We are acutely aware of the impact that the cost of living has on mental health, which is why this Conservative Government spent over £350 billion during the pandemic on protecting people’s jobs and over £60 billion during the recent cost of living pressures to pay for their energy bills.
The Centre for Mental Health, the British Psychological Society and others have raised serious concerns about the UK Government’s new back to work plan, warning that the increased threat of applying benefit sanctions or coercing people into jobseeking will be detrimental to claimants struggling with their mental health. Does the Minister share my concern about this, and has she made any representations to her Cabinet colleagues about the mental health impact of these measures?
That is the difference between the SNP and the Conservatives: we have aspiration for people, and we absolutely want to support people with mental health problems and illness to get into work. They should have the same opportunities to get into work, and not just to get a job, but to get a good job and get a career. If we look at its website, Mind supports people getting into work, saying that it is not just a source of income, but provides a “sense of identity” and “structure” as well as support, confidence and ambition.
A recent study by Magic Breakfast and the British Nutrition Foundation found that eating a healthy breakfast can improve the nutritional intake of the most vulnerable children, improving their physical and cognitive development and their mental health. Will my hon. Friend work with colleagues in the Department for Education to consider expanding school breakfast provision in order to reduce the health impact of child food insecurity?

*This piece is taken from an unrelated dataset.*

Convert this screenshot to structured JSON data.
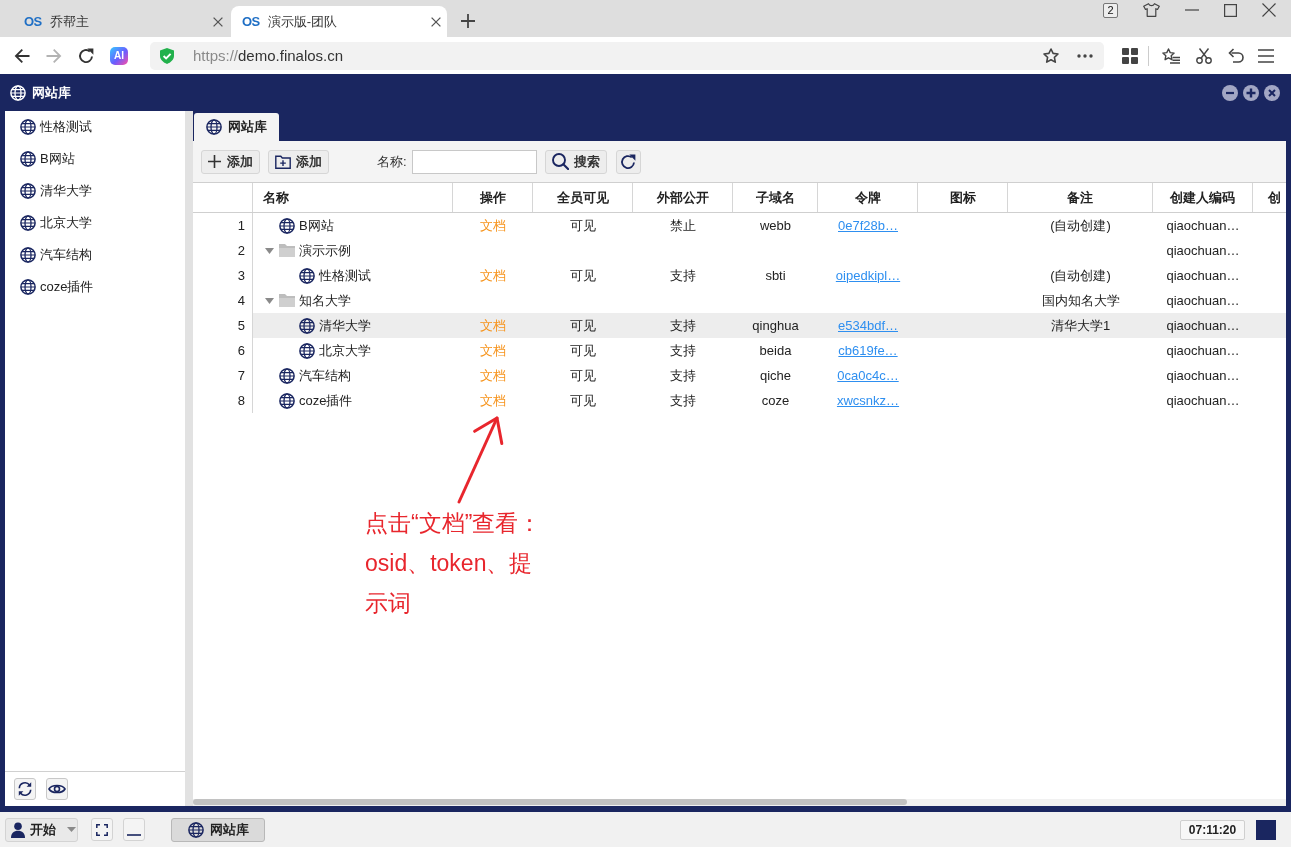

We want a more cross-Government approach to mental health provision, and that is why in our suicide prevention strategy we are working with multiple Departments. My hon. Friend asks about support for nutrition in schools, and I will certainly raise that with colleagues in the Department for Education to see what more can be done.
I welcome the Secretary of State to her new role. Research by the Mental Health Foundation found that the cost of living crisis has left a third of UK adults feeling anxious, more than a quarter feeling stressed, and almost one in 10 feeling hopeless. What representations has the Minister made to Cabinet colleagues regarding the impact of the cost of living crisis on health outcomes since she took up her post?
I have outlined some of the financial support that the Government have given during covid and the cost of living pressures. I also point to schemes that the Treasury has rolled out, such as the Breathing Space programme, which sees enforcement action from creditors halted, and interest frozen for people with problem debt who are experiencing mental health issues, and covers a 60-day period. That is the sort of practical help that this Government are giving to people.
We now move to topical questions. We are running late because questions have been too long, as have answers. I often make this plea. In any case, Members should not be reading their questions—questions are not meant to be read; they are meant to be questions. Can everybody please cut out those bits that say their constituency is beautiful, for example, and just ask a question? We all believe that our constituencies are beautiful, and none more so than mine.